Les mutuelles étudiantes sont de nouveau sur la sellette. Cette fois,
ce sont leurs pratiques commerciales jugées agressives qui sont
dénoncées par l'UFC-Que choisir.
Cet été, une journaliste de la principale association de défense des
consommateurs, Léa Billon, s'est fait recruter par la Smerep, la
première mutuelle étudiante régionale (182 000 affiliés en
Ile-de-France), pour devenir agent commercial et démarcher de nouveaux
adhérents sur les campus, à la rentrée.
Elle raconte, dans un article publié sur le site de l'association
le 25 septembre, ses cinq jours de formation, en compagnie d'une
cinquantaine de jeunes comme elle, et d'initiation à des méthodes
commerciales pour le moins agressives, voire mensongères.
Les mutuelles, organismes privés, sont le passage obligé pour tout
étudiant devant s'affilier à la Sécurité sociale puisqu'elles ont
obtenu, de la Caisse nationale d'assurance maladie (CNAM), une
délégation de service public pour gérer le régime étudiant.
« EXASPÉRER LE CAMP D'EN FACE »
Pour chaque jeune inscrit par son intermédiaire à la « sécu »
– moyennant une cotisation de 213 euros –, la mutuelle perçoit, de la
CNAM, une « remise de gestion » de 52 euros par an, ce qui représente,
au total, un pactole de 95 millions d'euros que se partagent âprement
deux réseaux, La Mutuelle des étudiants (LMDE, administrée par l'UNEF)
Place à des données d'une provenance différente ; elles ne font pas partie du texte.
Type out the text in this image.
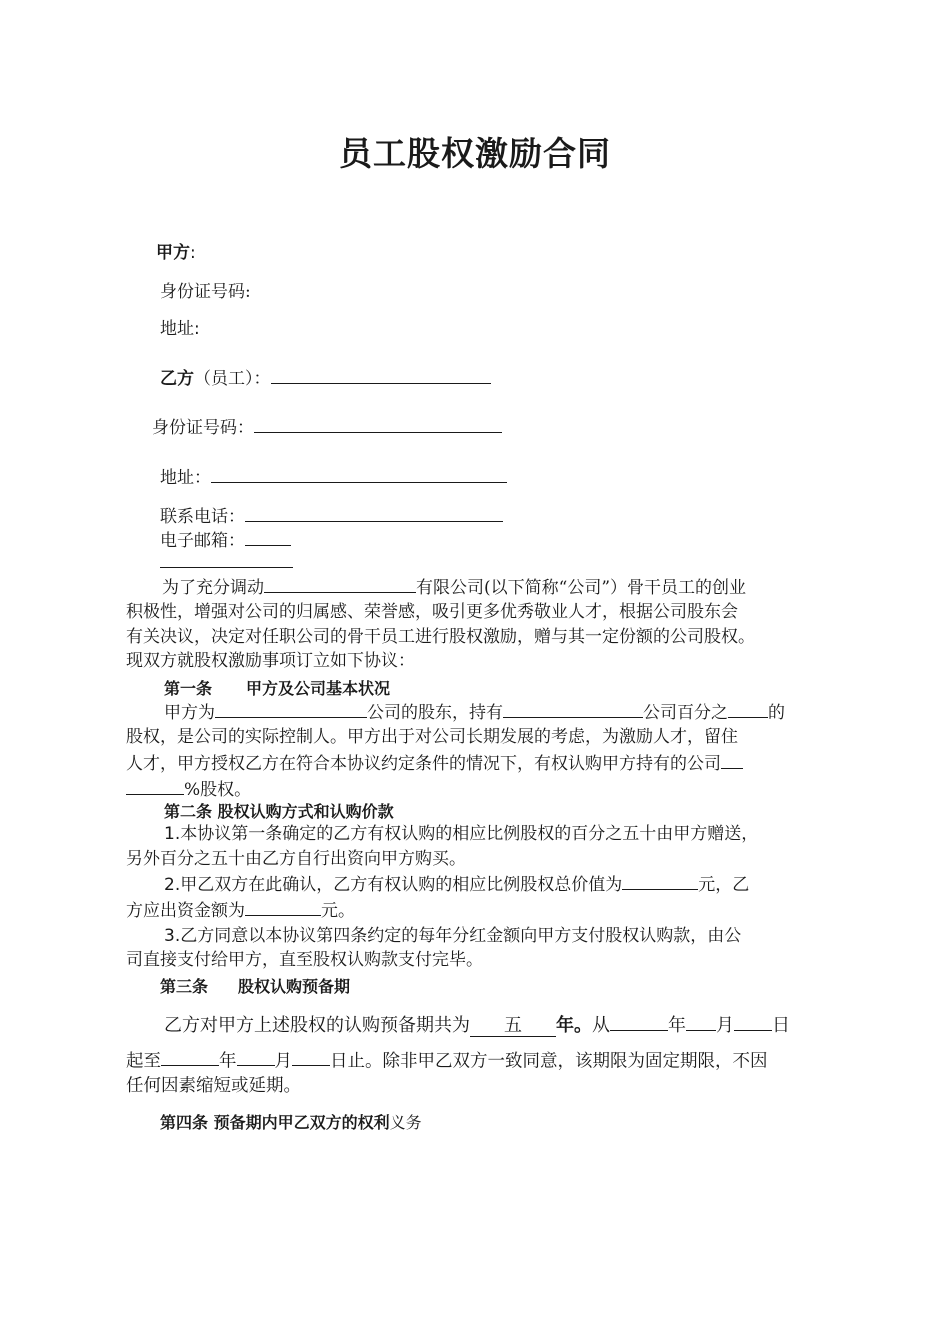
员工股权激励合同
甲方:
身份证号码:
地址:
乙方（员工）：
身份证号码：
地址：
联系电话：
电子邮箱：
为了充分调动	有限公司(以下简称“公司”）骨干员工的创业
积极性，增强对公司的归属感、荣誉感，吸引更多优秀敬业人才，根据公司股东会
有关决议，决定对任职公司的骨干员工进行股权激励，赠与其一定份额的公司股权。
现双方就股权激励事项订立如下协议：
第一条 甲方及公司基本状况
甲方为	公司的股东，持有	公司百分之 的
股权，是公司的实际控制人。甲方出于对公司长期发展的考虑，为激励人才，留住
人才，甲方授权乙方在符合本协议约定条件的情况下，有权认购甲方持有的公司
%股权。
第二条 股权认购方式和认购价款
1.本协议第一条确定的乙方有权认购的相应比例股权的百分之五十由甲方赠送，
另外百分之五十由乙方自行出资向甲方购买。
2.甲乙双方在此确认，乙方有权认购的相应比例股权总价值为	元，乙
方应出资金额为	元。
3.乙方同意以本协议第四条约定的每年分红金额向甲方支付股权认购款，由公
司直接支付给甲方，直至股权认购款支付完毕。
第三条 股权认购预备期
乙方对甲方上述股权的认购预备期共为 五 年。从	年 月 日
起至	年 月 日止。除非甲乙双方一致同意，该期限为固定期限，不因
任何因素缩短或延期。
第四条 预备期内甲乙双方的权利义务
et Emevia, qui regroupe dix mutuelles régionales, dont la Smerep.
De plus, jouant de la confusion entre ce rôle public et leur objectif
commercial de société privée, elles en profitent pour faire valoir et
placer leur complémentaire santé, qui est facultative.
Léa Billon a dû passer pas moins de trois entretiens pour se faire
embaucher comme vendeuse, ce qui est beaucoup pour un simple job
étudiant. « On vous teste d'entrée pour savoir jusqu'où vous êtes
prêt à aller, par exemple si vous sauriez imaginer un scénario pour
aller créer un scandale devant le stand de la LMDE concurrente, en
faisant tout pour exaspérer le camp d'en face sans jamais répondre aux
insultes », se souvient-elle.
En cette rentrée 2014, la LMDE est en effet en fâcheuse posture
puisque placée sous administration provisoire suite à des difficultés
financières. La Smerep n'hésite pas à tirer parti de cette faiblesse.
Cela est même allé jusqu'à des échauffourées, fin juillet, sur le campus
de Nanterre : « Ce sont nos commerciaux qui ont été agressés physiquement par ceux de la LMDE », soutient
Annie Coutarel, directrice générale de la Smerep, qui a tout de même
édité un tract « LMDE en crise » pour raconter par le menu les déboires
de sa rivale.
« CONSIGNE : NE PAS LAISSER LE CHOIX »
Durant la formation intensive, les stagiaires en uniforme – jean et
T-shirt blanc – se livrent à des jeux de rôle où il faut se montrer
offensif en utilisant, comme le raconte Léa Billon, des phrases toujours
affirmatives, comme « il te faut cette complémentaire », évitant soigneusement de proposer une alternative avec des propositions comme « veux-tu souscrire ? ».
« La consigne est de ne pas laisser le choix »,
témoigne-t-elle. Ces apprentis commerciaux sont aussi encouragés à
vendre l'assurance responsabilité civile de la Smerep (27 euros) et
incités à prétendre qu'elle est obligatoire, ce qui n'est pas le cas, la
plupart des jeunes étant déjà couverts par celle de leurs parents ou de
leur logement.
« L'astuce est de vendre le 'pack Smerep' sous le nom d''assurance étudiante' », raconte Léa Billon. Sollicitée, Annie Coutarel dément « l'interprétation négative des faits » par la journaliste et s'interroge sur l'éventualité de porter plainte pour diffamation. « Sur
les 1 000 établissements que compte l'Ile-de-France, nous sommes
présents sur 200, avec l'accord des chefs d'établissements qui sont
vigilants sur les informations que nous diffusons. A Paris-VII Diderot,
par exemple, nous n'avons pas le droit de vendre nos complémentaires », affirme-t-elle.